What Investors Should Know about Vivint Solar’s Leverage Position

Interest expenses

In 3Q17, Vivint Solar’s (VSLR) interest expenses came in at $16.2 million as compared to $16.8 million in 2Q17 and $9.4 million in 3Q16. The YoY increase in interest expenses is mainly due to more borrowing.

What Investors Should Know about Vivint Solar’s Leverage Position

Debt structure and liquidity position

As of September 30, 2017, Vivint Solar had approximately $882.7 million in debt, 3.3% higher than $854.8 million at the end of 2Q17. Out of the $882.7 million, $278.0 million has been borrowed under the 2016 term loan facility, and $192.3 million has been borrowed under the subordinated HoldCo facility.
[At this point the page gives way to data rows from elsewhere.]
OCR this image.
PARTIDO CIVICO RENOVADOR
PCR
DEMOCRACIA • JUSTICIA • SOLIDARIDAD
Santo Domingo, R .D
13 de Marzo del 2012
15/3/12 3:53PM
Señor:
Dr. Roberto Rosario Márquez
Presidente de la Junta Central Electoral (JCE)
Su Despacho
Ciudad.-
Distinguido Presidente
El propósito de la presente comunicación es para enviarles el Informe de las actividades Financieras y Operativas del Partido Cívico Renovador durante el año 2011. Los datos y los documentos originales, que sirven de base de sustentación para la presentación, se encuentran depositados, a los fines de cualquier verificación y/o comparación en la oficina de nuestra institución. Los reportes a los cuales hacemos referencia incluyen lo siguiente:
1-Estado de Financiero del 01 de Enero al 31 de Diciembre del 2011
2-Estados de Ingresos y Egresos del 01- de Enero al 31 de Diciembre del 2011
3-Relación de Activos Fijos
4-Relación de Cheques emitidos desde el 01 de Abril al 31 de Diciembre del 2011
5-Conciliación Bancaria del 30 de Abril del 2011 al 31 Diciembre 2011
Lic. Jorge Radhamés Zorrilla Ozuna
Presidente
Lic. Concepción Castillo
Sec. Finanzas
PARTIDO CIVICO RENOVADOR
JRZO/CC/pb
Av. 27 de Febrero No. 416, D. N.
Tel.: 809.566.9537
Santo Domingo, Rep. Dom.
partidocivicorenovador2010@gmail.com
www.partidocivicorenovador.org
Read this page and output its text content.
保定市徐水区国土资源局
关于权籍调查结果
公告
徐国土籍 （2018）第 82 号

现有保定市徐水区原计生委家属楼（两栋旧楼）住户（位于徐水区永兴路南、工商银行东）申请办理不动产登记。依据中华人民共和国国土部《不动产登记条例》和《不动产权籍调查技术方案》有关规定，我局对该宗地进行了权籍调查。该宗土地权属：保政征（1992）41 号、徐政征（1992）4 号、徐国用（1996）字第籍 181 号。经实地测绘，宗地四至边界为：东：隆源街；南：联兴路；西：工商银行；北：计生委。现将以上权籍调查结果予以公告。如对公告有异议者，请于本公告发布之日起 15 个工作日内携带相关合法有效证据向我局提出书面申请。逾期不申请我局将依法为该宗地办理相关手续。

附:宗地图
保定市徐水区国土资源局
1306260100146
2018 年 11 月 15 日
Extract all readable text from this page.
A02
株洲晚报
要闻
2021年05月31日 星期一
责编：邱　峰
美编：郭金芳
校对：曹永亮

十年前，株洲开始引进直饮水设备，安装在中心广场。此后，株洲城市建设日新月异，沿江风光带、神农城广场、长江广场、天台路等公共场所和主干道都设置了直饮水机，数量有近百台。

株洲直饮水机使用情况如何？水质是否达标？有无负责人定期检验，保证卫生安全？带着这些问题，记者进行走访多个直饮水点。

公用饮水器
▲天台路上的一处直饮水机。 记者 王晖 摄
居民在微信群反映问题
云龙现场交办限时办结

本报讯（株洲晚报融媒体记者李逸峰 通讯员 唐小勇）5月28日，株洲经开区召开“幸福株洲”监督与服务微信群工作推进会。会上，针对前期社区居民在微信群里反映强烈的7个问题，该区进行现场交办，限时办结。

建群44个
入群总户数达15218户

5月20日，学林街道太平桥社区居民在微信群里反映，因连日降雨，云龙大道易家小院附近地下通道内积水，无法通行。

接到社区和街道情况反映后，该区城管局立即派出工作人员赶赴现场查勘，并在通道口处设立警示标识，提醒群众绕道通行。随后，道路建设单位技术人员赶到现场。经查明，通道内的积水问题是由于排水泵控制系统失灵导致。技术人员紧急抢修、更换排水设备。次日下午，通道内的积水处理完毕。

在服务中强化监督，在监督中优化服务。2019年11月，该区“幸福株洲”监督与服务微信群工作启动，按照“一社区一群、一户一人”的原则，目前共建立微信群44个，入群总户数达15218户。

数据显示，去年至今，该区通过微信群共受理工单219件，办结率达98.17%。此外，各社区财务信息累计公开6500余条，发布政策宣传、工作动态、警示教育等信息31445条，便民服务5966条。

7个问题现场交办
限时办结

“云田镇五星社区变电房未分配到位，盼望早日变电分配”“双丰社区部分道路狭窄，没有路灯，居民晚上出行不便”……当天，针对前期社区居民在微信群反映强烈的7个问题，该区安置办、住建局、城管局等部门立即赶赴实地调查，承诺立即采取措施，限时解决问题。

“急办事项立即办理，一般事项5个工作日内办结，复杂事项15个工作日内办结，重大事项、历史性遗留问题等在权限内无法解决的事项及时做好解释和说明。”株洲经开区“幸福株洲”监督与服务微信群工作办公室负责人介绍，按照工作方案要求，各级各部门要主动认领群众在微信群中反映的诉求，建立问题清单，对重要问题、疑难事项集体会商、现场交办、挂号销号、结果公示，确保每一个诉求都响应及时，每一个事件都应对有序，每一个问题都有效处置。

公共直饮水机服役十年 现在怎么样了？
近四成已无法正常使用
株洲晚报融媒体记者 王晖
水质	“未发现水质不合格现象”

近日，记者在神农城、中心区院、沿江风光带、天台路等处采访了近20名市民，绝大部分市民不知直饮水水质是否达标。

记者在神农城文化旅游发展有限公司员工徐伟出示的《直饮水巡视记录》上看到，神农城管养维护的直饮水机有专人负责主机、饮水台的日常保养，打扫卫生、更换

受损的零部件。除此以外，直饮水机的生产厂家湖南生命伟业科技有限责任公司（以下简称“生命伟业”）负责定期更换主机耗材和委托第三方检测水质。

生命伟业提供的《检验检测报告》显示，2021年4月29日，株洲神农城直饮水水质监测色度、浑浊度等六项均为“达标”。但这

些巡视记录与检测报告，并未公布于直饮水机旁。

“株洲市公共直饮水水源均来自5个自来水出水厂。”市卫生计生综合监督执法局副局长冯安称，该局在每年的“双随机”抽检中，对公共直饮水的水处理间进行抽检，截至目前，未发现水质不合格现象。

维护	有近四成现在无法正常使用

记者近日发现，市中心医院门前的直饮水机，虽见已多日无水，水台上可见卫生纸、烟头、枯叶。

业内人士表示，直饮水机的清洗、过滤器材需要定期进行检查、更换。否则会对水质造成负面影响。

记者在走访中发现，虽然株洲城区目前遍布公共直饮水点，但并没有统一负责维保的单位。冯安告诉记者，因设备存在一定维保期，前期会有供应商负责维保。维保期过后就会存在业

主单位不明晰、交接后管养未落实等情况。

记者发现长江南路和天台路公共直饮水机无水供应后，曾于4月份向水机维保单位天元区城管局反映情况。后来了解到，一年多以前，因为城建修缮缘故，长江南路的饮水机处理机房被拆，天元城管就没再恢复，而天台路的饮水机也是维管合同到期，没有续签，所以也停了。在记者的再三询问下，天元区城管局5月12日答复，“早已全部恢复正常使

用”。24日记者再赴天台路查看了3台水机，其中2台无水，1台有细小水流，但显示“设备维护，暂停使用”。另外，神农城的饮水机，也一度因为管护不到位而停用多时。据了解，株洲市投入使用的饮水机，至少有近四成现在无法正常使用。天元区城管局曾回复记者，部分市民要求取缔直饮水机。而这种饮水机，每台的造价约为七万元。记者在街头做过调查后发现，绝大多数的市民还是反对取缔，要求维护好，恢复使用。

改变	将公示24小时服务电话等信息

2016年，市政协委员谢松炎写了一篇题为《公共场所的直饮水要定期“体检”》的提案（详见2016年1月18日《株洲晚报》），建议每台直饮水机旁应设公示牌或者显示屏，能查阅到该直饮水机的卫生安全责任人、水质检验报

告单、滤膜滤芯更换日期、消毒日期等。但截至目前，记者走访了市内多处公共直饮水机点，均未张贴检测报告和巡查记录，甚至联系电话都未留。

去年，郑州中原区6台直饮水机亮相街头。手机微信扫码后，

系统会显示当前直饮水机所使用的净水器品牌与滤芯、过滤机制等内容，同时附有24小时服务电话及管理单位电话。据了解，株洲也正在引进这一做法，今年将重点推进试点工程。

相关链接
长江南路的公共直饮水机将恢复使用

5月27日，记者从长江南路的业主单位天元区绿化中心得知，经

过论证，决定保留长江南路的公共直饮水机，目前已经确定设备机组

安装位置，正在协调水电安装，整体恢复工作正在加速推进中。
Borrowings under the Subordinated Holdco Facility have an interest rate of 9.3% and mature in March 2020. This debt was used for solar energy system construction and acquisitions. The term loan into which Vivint Solar entered in August 2016 has an interest rate of 4.2%. The interest expense for the term loan was approximately $3.7 million for 3Q17.

At the end of 3Q17, Vivint Solar had approximately $101.8 million in the form of cash and cash equivalents, lower than the $115.6 million the company had as of June 30, 2017. Vivint Solar (VSLR) has tax equity commitments from investors to fund approximately 63 megawatts as of October 31, 2017.

Outlook

Vivint Solar’s 3Q17 results were driven by solid operational performance. Lower cost per watt enabled the company to bring down its operating losses on a YoY basis. For 4Q17, the company expects its cost per watt to be in the range of $2.9 and $3.0 on account of lower megawatt (or MW) bookings in 3Q17. VSLR anticipates its MW installations to be in the range of 46 MW–50 MW in 4Q17.

The solar energy (TAN) industry is capital intensive. Companies like SunPower (SPWR), Sunrun (RUN), and SolarCity (SCTY) source much of their necessary capital from outside. Cash and loan sales may help in reducing the reliance on outside sources for capital.